# Guys- I Need Some Boyfriend Advice



## allie021 (Sep 24, 2007)

My boyfriend and I have been together for almost 2 years. We have talked about marriage and he has said that since he has been married before that he will not get married again or he will, it will just be in 10 to 15 years. He was married before, but his wife had numerous affairs while he was in Marine Corps in Iraq. They have one child together. He feels that he is scared to get married because of the "consequences." We have been living together for almost a year and he has always told me that living together is a preliminary step towards marriage. I know that someday I want to get married, but I know that it is not right now, it will be a couple of years down the road. I love him and I am happy with him. I am sure that I am not being used in the relationship and I know that he has a good heart, but I am confused on what I need to do. I told him the other night that I am not waiting till I am 30 or 40 to get married, but I was not putting a time limit on it and he said that he though that I was waiting to get married in 10 more years. Should I stay with him and just see if he is testing me for the future or should I discuss this with him when I am ready, but maybe that may end the relationship? Help.


----------



## cbachinger (Sep 13, 2007)

In this situation, one of the better advice is to speak your mind - think deep on your own interpretation of the situation and how deep it lies and then tell him full out what you feel. The more full out the better and precise it will be for the appropriate answer.

If he is the right man for you and he really loves you and also wants to be with you for live, he should understand and respect you and your feelings. He should consider how you feel about marriage in the next few years and know that you are wanting as loving, lasting and caring family as he had wished. Also assure him (if you havent done so) that you will do anything to secure such a future with him.

It does not sound like he is playing a 'patience game' with you and I know that it is mostly ladies that play that game with men to make sure they are not playing around - happened to me before.

Good luck with your endeavours!!


----------



## draconis (Oct 3, 2007)

I think the guy is an idiot to think since one wife cheated on him any other might.

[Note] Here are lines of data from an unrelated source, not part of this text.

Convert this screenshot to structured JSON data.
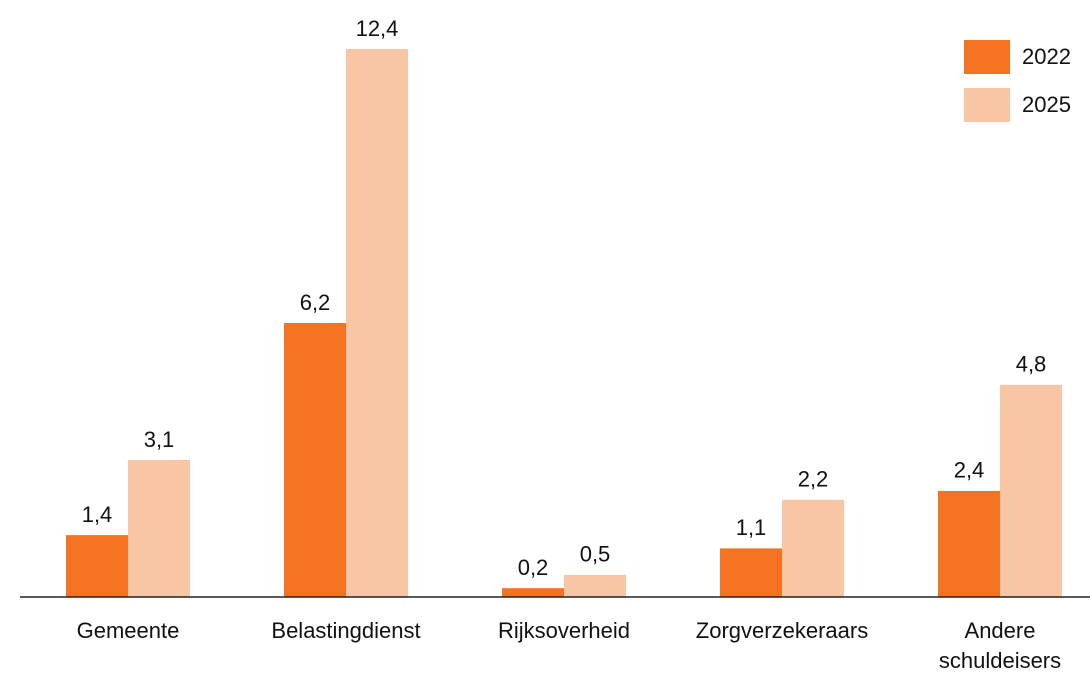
{
  "chart_data": {
    "type": "bar",
    "categories": [
      "Gemeente",
      "Belastingdienst",
      "Rijksoverheid",
      "Zorgverzekeraars",
      "Andere schuldeisers"
    ],
    "series": [
      {
        "name": "2022",
        "color": "#f37321",
        "values": [
          1.4,
          6.2,
          0.2,
          1.1,
          2.4
        ],
        "value_labels": [
          "1,4",
          "6,2",
          "0,2",
          "1,1",
          "2,4"
        ]
      },
      {
        "name": "2025",
        "color": "#f9c6a5",
        "values": [
          3.1,
          12.4,
          0.5,
          2.2,
          4.8
        ],
        "value_labels": [
          "3,1",
          "12,4",
          "0,5",
          "2,2",
          "4,8"
        ]
      }
    ],
    "legend": "upper right"
  }
}
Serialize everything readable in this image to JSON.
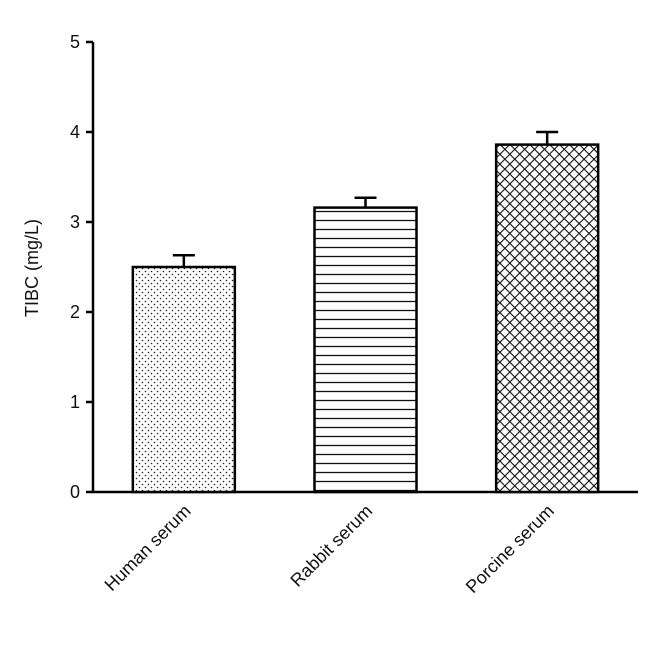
{
  "chart_data": {
    "type": "bar",
    "ylabel": "TIBC (mg/L)",
    "xlabel": "",
    "ylim": [
      0,
      5
    ],
    "yticks": [
      0,
      1,
      2,
      3,
      4,
      5
    ],
    "categories": [
      "Human serum",
      "Rabbit serum",
      "Porcine serum"
    ],
    "values": [
      2.5,
      3.16,
      3.86
    ],
    "errors": [
      0.13,
      0.11,
      0.14
    ],
    "patterns": [
      "dots",
      "horizontal-lines",
      "crosshatch"
    ],
    "grid": false,
    "legend": "none"
  }
}
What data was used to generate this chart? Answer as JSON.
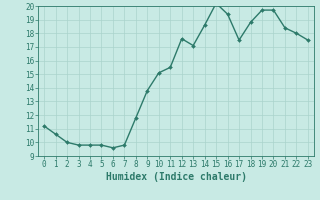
{
  "x": [
    0,
    1,
    2,
    3,
    4,
    5,
    6,
    7,
    8,
    9,
    10,
    11,
    12,
    13,
    14,
    15,
    16,
    17,
    18,
    19,
    20,
    21,
    22,
    23
  ],
  "y": [
    11.2,
    10.6,
    10.0,
    9.8,
    9.8,
    9.8,
    9.6,
    9.8,
    11.8,
    13.8,
    15.1,
    15.5,
    17.6,
    17.1,
    18.6,
    20.2,
    19.4,
    17.5,
    18.8,
    19.7,
    19.7,
    18.4,
    18.0,
    17.5
  ],
  "line_color": "#2d7a6a",
  "marker": "D",
  "marker_size": 2.0,
  "linewidth": 1.0,
  "xlabel": "Humidex (Indice chaleur)",
  "ylim": [
    9,
    20
  ],
  "xlim": [
    -0.5,
    23.5
  ],
  "yticks": [
    9,
    10,
    11,
    12,
    13,
    14,
    15,
    16,
    17,
    18,
    19,
    20
  ],
  "xticks": [
    0,
    1,
    2,
    3,
    4,
    5,
    6,
    7,
    8,
    9,
    10,
    11,
    12,
    13,
    14,
    15,
    16,
    17,
    18,
    19,
    20,
    21,
    22,
    23
  ],
  "background_color": "#c8eae4",
  "grid_color": "#aad4cc",
  "xlabel_fontsize": 7,
  "tick_fontsize": 5.5,
  "fig_width": 3.2,
  "fig_height": 2.0,
  "dpi": 100
}
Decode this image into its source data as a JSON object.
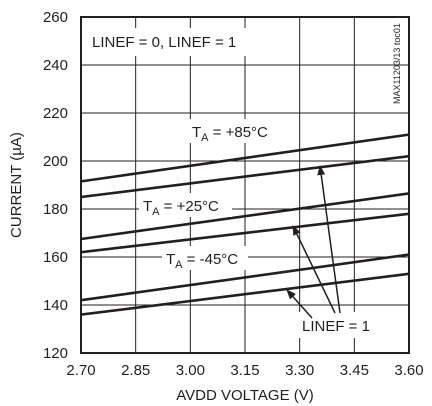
{
  "chart_data": {
    "type": "line",
    "xlabel": "AVDD VOLTAGE (V)",
    "ylabel": "CURRENT (µA)",
    "xlim": [
      2.7,
      3.6
    ],
    "ylim": [
      120,
      260
    ],
    "x_ticks": [
      "2.70",
      "2.85",
      "3.00",
      "3.15",
      "3.30",
      "3.45",
      "3.60"
    ],
    "y_ticks": [
      "120",
      "140",
      "160",
      "180",
      "200",
      "220",
      "240",
      "260"
    ],
    "grid": true,
    "chart_id": "MAX11203/13 toc01",
    "condition_label": "LINEF = 0, LINEF = 1",
    "series": [
      {
        "name": "",
        "x": [
          2.7,
          3.6
        ],
        "y": [
          191.5,
          211
        ]
      },
      {
        "name": "",
        "x": [
          2.7,
          3.6
        ],
        "y": [
          185,
          202
        ]
      },
      {
        "name": "",
        "x": [
          2.7,
          3.6
        ],
        "y": [
          167.5,
          186.5
        ]
      },
      {
        "name": "",
        "x": [
          2.7,
          3.6
        ],
        "y": [
          162,
          178
        ]
      },
      {
        "name": "",
        "x": [
          2.7,
          3.6
        ],
        "y": [
          142,
          161
        ]
      },
      {
        "name": "",
        "x": [
          2.7,
          3.6
        ],
        "y": [
          136,
          153
        ]
      }
    ],
    "annotations": [
      {
        "id": "ta85",
        "prefix": "T",
        "sub": "A",
        "suffix": " = +85°C"
      },
      {
        "id": "ta25",
        "prefix": "T",
        "sub": "A",
        "suffix": " = +25°C"
      },
      {
        "id": "tam45",
        "prefix": "T",
        "sub": "A",
        "suffix": " = -45°C"
      },
      {
        "id": "linef",
        "text": "LINEF = 1"
      }
    ]
  }
}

Telling him that you want a marriage is not unjustified. If I were you I'd tell him you need to know that you guys will be married sooner then later and that 15 years is to long. If you are already living together and to him it is a step I would say okay step this, 3 years living together followed by 2 years of engagement then marriage. Otherwise I would suggest finding someone that shares your interest in marriage.

Best of luck.

draconis


----------



## Alan (Dec 8, 2007)

I wouldn't neccessarily say he's an idiot,some people don't know to give the new relationship the benefit of the doubt until proven otherwise,or,he has a tremendous amount fear in him from his previous marriage that will not allow him to see the joy in waiting in front him.Have a heart to heart with him,and if he doesn't reciprocate,consider moving on.


----------



## tater03 (Jun 29, 2007)

I would explain to him that you are not looking to get married right now and that you understand his feeling but at the same time ten to fifteen years is just to long to wait for you. Maybe you guys could come to some compromise and revaluate where you stand in a couple of years?


----------



## Twineball (Nov 27, 2007)

I understand being hesitant after being burned so badly. But what is it that he's afraid of? Is he holding that one woman's bad decisions against all women? That's irrational. And it's unfair. If you are truly committed to him, let him know that, and guarantee him that he's got nothing to worry about as far as that's concerned.


----------



## Tag (Dec 1, 2007)

Just because one woman cheated doesnt mean all women do. Very silly of him to assume that. Tell him it's better to spend 10 years married, than just waiting to get married.


----------